В подсобке Колапушин протянул руку и выключил оба видеомагнитофона.
– Пожалуй, этого хватит. Тут уж к нам и Мишаков придраться не сможет.
– Будем брать, Арсений Петрович?
– Да, думаю, пора. Интересно, конечно, что она там придумала с передачей денег, но это же все равно никогда не случится. Пойдем, Егор...
Жанна поняла все сразу, как только увидела подходящего к столу Колапушина, но в безнадежной попытке спастись попробовала блефовать.
– Арсений Петрович? – криво и жалко улыбнулась она. – Не ждали... А меня вот Николай пригласил в ресторан – отметить его выигрыш.

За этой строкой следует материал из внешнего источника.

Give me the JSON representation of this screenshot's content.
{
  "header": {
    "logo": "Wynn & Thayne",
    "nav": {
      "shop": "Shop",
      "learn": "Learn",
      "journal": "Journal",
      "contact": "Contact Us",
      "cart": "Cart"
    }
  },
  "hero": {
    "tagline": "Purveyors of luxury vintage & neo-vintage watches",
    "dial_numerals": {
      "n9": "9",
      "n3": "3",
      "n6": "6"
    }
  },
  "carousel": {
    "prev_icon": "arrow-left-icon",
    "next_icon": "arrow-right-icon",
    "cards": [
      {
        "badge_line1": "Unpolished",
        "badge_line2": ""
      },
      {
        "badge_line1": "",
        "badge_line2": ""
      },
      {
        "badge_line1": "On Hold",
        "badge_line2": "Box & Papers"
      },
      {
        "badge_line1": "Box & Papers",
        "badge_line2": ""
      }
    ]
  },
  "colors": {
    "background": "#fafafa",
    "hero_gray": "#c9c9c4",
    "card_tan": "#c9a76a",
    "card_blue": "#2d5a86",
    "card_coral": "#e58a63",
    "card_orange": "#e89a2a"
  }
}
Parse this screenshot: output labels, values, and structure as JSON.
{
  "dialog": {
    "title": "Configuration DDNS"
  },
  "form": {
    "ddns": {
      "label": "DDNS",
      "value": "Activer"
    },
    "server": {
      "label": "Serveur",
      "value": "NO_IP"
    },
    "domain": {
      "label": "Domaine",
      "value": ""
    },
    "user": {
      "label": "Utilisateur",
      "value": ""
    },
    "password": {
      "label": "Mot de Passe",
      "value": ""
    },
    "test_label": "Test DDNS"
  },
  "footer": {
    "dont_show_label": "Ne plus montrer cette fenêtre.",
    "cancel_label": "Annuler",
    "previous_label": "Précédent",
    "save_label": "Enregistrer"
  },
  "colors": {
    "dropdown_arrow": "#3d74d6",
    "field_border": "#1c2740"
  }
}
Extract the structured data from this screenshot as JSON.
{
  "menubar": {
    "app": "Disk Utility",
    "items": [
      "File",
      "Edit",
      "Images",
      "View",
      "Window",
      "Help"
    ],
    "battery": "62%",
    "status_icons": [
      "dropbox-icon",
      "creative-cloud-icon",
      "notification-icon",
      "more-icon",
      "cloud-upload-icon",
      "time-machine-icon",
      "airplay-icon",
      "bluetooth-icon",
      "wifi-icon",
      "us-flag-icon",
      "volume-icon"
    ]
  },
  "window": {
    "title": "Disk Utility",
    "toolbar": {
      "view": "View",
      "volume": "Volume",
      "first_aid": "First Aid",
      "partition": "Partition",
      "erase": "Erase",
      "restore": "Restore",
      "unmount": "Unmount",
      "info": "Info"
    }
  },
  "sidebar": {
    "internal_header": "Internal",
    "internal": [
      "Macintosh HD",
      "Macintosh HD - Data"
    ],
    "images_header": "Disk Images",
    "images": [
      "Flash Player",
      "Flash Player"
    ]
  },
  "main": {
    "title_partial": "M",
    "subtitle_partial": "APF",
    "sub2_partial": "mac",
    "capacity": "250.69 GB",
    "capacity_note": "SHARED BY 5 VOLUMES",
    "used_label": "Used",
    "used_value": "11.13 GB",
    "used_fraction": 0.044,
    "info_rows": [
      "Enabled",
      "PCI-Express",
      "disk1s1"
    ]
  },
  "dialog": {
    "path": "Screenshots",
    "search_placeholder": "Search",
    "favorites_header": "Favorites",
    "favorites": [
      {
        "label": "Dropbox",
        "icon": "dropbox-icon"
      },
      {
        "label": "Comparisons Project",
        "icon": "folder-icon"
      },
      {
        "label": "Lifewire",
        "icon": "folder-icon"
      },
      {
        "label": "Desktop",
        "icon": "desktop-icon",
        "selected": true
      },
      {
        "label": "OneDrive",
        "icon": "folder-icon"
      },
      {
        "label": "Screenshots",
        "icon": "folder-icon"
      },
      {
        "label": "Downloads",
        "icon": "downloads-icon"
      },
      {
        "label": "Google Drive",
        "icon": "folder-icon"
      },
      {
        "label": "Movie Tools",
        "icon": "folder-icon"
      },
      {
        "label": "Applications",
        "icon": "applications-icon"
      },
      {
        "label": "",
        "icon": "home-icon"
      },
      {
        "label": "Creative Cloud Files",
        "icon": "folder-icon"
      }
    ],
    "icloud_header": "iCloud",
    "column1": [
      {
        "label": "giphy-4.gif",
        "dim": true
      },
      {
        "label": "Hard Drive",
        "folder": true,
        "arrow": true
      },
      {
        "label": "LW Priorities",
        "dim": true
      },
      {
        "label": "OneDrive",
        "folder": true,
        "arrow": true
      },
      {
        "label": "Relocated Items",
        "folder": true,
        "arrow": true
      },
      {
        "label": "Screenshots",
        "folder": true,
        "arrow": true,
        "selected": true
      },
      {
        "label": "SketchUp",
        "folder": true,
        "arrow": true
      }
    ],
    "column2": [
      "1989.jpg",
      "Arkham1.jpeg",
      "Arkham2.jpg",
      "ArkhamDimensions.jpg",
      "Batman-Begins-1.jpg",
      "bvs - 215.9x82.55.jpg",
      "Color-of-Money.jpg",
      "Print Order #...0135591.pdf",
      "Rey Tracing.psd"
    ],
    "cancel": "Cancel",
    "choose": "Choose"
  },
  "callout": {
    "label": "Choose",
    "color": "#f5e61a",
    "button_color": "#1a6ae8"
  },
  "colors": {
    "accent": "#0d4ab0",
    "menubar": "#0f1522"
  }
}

– Ошибаетесь, Жанночка! – пробасил вынырнувший из-за спины Колапушина Немигайло, доставая из кармана наручники. – Эта картина Репина называется «Приплыли»! Дайте-ка сюда ваши ручки! И сумочку мы тоже заберем – а то вдруг там еще какой-нибудь маленький пистолетик завалялся?
Глядя на наручники, защелкнувшиеся на ее руках, и на подходивших со всех концов веранды оперативников, Жанна невнятно произнесла несколько бессвязных слов:
– Я... нет... это ошибка!
– Перестаньте, Жанна Витальевна, – устало произнес Колапушин. – Весь ваш разговор записан на видеопленку.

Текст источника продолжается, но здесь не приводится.